In kafka Messages with the same key, from the same Producer, are delivered to the Consumer in order
another thing on top of that is, Data within a Partition will be stored in the order in which it is written therefore, data read from a Partition will be read in order for that partition
So if you want to get your messages in order across multi partitions, then you really need to group your messages with a key, so that messages with same key goes to same partition and with in that partition the messages are ordered.
In a nutshell, you will need to design a two level solution like above logically to get the messages ordered across multi partition.
You may consider having a field which has the Timestamp/Date at the time of creation of the dataset at the source.
Once, the data is consumed you can load the data into database. The data needs to be sorted at the database level before using the dataset for any usecase. Well, this is an attempt to help you think in multiple ways.
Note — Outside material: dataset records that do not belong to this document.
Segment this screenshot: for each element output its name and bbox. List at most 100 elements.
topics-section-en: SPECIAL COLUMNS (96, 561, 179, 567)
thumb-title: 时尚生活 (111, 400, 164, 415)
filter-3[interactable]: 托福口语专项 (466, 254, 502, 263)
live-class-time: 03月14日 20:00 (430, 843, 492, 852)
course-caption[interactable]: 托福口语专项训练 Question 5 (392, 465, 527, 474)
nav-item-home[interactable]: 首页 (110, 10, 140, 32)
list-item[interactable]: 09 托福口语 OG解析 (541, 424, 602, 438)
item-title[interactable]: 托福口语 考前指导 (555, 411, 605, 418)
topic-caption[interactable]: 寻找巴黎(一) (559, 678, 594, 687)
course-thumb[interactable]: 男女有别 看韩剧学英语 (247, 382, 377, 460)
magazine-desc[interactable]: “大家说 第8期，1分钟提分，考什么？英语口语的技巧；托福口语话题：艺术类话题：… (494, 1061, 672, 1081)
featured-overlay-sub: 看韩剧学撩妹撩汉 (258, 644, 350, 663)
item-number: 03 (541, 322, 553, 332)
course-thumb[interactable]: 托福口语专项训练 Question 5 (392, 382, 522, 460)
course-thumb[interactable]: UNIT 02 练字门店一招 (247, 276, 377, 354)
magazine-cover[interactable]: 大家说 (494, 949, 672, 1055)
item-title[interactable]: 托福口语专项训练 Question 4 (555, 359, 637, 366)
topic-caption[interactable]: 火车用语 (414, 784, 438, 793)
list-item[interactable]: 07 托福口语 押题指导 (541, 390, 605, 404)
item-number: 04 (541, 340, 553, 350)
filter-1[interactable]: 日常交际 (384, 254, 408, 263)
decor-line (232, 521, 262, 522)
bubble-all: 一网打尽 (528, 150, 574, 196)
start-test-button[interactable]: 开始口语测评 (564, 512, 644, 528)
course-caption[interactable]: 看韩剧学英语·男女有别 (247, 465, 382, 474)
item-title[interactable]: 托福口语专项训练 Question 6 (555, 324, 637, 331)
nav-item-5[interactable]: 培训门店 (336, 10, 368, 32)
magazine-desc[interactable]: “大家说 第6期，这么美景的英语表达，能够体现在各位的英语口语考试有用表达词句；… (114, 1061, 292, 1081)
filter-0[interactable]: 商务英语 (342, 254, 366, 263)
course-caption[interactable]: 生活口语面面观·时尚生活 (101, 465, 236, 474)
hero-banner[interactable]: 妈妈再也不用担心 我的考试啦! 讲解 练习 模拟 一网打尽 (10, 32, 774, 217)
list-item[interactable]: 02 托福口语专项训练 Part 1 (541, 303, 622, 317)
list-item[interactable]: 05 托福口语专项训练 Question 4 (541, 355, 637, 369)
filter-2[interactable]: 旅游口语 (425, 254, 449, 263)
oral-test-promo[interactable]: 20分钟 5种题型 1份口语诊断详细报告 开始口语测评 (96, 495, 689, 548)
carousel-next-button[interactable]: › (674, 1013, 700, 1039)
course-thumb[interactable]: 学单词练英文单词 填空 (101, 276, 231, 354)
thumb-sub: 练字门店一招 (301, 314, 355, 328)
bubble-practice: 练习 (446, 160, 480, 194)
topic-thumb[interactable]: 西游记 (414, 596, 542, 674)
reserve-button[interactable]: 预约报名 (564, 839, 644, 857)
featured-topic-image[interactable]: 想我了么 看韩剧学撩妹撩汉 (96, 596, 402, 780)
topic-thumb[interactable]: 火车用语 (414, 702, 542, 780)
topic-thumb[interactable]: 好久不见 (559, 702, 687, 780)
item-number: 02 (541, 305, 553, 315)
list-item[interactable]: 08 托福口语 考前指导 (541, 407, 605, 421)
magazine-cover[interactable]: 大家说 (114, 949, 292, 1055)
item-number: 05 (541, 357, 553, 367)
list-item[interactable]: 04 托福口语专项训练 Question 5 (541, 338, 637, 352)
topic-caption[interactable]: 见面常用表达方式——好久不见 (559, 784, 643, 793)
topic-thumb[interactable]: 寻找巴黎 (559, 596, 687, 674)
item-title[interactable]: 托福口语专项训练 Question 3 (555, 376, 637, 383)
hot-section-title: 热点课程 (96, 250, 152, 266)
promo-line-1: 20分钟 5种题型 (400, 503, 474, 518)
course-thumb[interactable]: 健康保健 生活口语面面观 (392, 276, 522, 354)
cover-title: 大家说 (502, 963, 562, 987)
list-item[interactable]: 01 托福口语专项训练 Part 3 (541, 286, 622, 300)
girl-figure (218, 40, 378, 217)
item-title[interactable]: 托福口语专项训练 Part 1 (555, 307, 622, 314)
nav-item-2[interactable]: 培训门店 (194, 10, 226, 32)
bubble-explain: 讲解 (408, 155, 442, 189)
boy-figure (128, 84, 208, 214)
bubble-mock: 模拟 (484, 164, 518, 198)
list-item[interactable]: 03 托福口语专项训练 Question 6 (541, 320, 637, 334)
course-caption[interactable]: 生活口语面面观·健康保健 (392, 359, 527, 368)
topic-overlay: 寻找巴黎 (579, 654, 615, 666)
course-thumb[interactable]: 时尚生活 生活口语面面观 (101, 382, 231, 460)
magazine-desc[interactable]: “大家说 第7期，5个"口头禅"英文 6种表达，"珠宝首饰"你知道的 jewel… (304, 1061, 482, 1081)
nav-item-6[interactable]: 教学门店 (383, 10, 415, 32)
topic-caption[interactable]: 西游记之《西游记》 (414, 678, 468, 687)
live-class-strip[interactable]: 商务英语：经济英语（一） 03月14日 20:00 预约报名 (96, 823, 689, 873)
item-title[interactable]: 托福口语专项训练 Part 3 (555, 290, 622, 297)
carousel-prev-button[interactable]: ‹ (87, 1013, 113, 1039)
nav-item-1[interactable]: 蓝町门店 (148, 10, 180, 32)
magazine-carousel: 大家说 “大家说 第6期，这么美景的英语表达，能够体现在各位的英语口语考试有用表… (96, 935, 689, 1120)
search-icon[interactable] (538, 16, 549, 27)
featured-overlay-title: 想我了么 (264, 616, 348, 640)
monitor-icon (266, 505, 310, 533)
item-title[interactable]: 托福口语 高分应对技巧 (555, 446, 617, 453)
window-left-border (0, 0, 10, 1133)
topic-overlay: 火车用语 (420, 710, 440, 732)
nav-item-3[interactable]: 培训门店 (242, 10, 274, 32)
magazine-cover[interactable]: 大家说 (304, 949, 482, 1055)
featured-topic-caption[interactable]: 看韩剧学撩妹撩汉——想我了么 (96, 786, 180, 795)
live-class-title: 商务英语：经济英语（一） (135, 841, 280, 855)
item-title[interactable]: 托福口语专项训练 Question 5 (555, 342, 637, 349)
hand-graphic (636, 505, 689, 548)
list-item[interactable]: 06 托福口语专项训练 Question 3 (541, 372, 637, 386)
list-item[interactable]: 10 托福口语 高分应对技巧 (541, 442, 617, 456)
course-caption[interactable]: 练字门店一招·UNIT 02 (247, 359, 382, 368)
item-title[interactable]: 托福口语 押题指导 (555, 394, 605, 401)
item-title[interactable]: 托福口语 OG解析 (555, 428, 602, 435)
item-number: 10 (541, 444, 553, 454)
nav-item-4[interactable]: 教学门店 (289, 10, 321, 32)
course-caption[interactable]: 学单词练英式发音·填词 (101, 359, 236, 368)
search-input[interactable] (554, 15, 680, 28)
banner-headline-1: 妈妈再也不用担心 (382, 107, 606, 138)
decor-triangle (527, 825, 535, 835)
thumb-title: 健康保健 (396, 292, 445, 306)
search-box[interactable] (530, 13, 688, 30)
Let's consider we have a message key as the timestamp which is generated at the time of creation of the data and the value is the actual message string.
As and when a message is picked up by the consumer, the message is written into HBase with the RowKey as the kafka key and value as the kafka value.
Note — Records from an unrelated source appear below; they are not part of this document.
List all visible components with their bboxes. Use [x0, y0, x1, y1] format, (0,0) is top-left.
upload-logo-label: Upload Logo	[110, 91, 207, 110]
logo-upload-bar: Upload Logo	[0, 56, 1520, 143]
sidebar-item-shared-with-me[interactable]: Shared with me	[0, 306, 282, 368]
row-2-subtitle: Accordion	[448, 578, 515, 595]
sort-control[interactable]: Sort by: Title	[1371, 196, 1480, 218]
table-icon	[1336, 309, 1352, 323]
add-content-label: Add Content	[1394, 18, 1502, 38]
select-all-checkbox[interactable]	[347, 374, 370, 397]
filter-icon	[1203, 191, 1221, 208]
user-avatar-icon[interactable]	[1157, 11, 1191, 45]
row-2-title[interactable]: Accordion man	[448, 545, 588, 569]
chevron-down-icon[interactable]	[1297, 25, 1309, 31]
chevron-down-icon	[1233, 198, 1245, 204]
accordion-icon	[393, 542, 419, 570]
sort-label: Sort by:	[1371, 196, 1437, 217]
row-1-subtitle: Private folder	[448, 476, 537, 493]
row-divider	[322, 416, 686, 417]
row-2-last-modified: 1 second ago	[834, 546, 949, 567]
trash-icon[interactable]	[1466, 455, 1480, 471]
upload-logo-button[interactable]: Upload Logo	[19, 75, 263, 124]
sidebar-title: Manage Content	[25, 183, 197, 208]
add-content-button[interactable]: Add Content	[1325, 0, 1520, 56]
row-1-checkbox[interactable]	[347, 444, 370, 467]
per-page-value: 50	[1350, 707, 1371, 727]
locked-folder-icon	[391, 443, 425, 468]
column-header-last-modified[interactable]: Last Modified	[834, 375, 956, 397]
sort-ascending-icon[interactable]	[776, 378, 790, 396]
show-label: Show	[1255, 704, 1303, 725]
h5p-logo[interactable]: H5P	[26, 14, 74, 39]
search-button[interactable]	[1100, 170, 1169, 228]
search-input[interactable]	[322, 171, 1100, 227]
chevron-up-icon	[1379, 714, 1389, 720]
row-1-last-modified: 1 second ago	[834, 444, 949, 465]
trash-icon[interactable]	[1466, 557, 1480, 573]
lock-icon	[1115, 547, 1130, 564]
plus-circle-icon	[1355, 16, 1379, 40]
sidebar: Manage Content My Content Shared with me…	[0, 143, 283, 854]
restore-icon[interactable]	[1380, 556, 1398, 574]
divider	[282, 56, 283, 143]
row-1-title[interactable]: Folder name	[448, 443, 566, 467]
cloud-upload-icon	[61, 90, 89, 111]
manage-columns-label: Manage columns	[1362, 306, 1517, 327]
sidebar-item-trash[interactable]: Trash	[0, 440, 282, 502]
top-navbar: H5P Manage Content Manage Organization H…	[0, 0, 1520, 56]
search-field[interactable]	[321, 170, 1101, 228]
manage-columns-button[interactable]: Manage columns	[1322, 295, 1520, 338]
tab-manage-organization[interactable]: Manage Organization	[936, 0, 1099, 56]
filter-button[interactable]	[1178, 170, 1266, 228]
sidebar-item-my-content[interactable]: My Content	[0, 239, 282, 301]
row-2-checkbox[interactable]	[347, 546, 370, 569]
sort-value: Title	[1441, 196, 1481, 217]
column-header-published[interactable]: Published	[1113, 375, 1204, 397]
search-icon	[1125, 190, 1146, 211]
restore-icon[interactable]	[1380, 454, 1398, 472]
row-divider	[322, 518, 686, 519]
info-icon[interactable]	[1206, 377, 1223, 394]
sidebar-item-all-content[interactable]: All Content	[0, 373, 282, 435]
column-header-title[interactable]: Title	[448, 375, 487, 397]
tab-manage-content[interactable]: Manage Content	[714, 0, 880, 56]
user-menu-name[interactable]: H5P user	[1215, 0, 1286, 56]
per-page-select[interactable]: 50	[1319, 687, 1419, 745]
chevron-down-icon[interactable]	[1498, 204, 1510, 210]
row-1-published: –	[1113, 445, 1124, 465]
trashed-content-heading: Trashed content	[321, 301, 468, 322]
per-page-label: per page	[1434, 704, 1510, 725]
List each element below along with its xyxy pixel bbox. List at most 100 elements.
Since, HBase is a sorted map having timestamp as a key will automatically sorts the data in order. Then you can serve the data from HBase for the downstream apps.
In this way you are not loosing the parallelism of kafka. You also have the privilege of processing sorting and performing multiple processing logics on the data at the database level.
Note: Any distributed message broker does not guarantee overall ordering. If you are insisting for that you may need to rethink using another message broker or you need to have single partition in kafka which is not a good idea. Kafka is all about parallelism by increasing partitions or increasing consumer groups.
Traditional MQ works in a way such that once a message has been processed, it gets removed from the queue. A message queue allows a bunch of subscribers to pull a message, or a batch of messages, from the end of the queue. Queues usually allow for some level of transaction when pulling a message off, to ensure that the desired action was executed, before the message gets removed, but once a message has been processed, it gets removed from the queue.
With Kafka on the other hand, you publish messages/events to topics, and they get persisted. They don’t get removed when consumers receive them. This allows you to replay messages, but more importantly, it allows a multitude of consumers to process logic based on the same messages/events.
You can still scale out to get parallel processing in the same domain, but more importantly, you can add different types of consumers that execute different logic based on the same event. In other words, with Kafka, you can adopt a reactive pub/sub architecture.
ref: https://hackernoon.com/a-super-quick-comparison-between-kafka-and-message-queues-e69742d855a8
Well, this is an old thread, but still relevant, hence decided to share my view.
I think this question is a bit confusing.
If you need strict ordering of messages, then the same strict ordering should be maintained while consuming the messages. There is absolutely no point in ordering message in queue, but not while consuming it. Kafka allows best of both worlds. It allows ordering the message within a partition right from the generation till consumption while allowing parallelism between multiple partition. Hence, if you need
Absolute ordering of all events published on a topic, use single partition. You will not have parallelism, nor do you need (again parallel and strict ordering don't go together).
Go for multiple partition and consumer, use consistent hashing to ensure all messages which need to follow relative order goes to a single partition.